Who would do such a thing, Elizabeth wonders, and it’s a twist like this that makes viewers hope the FBI or any law enforcement agency wasn’t involved. The predicament of wanting the Jennings to succeed, at least for now, in their schemes is a strange one. These are killers, but like in the other hit FX drama Justified, the characters are given such nuance that it’s hard to cast judgment one way or the other.

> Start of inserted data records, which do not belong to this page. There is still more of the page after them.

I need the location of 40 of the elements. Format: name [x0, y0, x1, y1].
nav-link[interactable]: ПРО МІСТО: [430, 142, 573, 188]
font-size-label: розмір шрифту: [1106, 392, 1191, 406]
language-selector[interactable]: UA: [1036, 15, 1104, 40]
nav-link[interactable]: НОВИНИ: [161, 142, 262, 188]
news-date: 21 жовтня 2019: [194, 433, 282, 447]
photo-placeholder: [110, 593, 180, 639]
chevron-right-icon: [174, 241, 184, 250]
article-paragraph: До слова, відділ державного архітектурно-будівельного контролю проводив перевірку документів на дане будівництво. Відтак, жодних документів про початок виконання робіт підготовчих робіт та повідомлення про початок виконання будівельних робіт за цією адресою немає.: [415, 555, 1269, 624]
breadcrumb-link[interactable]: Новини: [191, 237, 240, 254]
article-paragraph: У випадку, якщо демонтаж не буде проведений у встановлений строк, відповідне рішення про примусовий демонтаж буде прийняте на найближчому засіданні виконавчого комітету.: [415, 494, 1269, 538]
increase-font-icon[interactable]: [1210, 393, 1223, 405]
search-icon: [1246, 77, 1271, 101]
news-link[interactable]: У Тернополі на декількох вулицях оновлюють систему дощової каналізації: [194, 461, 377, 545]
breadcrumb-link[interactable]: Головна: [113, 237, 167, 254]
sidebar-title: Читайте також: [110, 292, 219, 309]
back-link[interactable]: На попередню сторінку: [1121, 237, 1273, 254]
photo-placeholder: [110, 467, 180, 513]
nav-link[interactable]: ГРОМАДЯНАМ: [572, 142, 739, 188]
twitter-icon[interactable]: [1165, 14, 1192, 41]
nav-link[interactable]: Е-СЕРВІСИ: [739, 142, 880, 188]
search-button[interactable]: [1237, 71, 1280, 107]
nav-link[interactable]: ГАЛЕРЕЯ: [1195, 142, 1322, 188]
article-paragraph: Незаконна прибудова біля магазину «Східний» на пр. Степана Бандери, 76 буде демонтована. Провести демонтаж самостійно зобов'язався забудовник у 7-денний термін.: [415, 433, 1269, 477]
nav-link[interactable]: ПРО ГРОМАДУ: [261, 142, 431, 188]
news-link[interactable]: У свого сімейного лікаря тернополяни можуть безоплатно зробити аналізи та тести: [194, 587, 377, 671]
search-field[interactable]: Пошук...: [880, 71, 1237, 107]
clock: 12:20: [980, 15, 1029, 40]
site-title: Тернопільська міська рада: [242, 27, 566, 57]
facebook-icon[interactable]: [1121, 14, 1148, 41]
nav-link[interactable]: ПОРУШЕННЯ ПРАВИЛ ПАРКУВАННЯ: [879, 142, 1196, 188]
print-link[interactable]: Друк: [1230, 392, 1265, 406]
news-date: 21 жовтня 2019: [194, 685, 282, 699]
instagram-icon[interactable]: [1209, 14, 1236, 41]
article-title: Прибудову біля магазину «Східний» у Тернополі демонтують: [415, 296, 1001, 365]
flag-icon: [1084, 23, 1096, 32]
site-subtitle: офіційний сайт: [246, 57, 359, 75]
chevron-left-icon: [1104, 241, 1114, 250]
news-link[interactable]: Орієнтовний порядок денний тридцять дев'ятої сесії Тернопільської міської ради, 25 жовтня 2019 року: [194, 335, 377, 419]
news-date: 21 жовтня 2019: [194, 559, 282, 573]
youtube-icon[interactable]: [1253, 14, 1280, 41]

If the FBI was involved in the family’s deaths, Stan Beeman (Noah Emmerich) doesn’t know about it. He’s convinced the trail he was following in Season One is not cold — that his “scumbag traitor” informant was telling the truth but was outsmarted — and he’s right, of course. But his lover, Nina (Annet Mahendru), a Russian informant turned double agent (for her own country), is misleading him. Not much has changed for these two, and their interactions in “Comrades” felt too much like a retread of last season, save for the addition of a bootleg VHS copy of The French Lieutenant’s Woman. (Now that’s a date night.) Sandra Beeman’s (Susan Misner) blandness, not to mention her longing for a connection with Stan, hasn’t progressed, either, and something desperately needs to shake up this trio. Additionally, it was nice to at least have Margo Martindale’s character Claudia mentioned, but she deserves as much screen time as possible.

The Jennings plot, at least, appears to be on the right track. It’s not enough to show us impressive wigs and slick cons; this is a dangerous world, and the consequences need to be real. Phillip and Elizabeth should be afraid for their children. They brought them into their manufactured life. Now they’d better come up with a way to save them from it.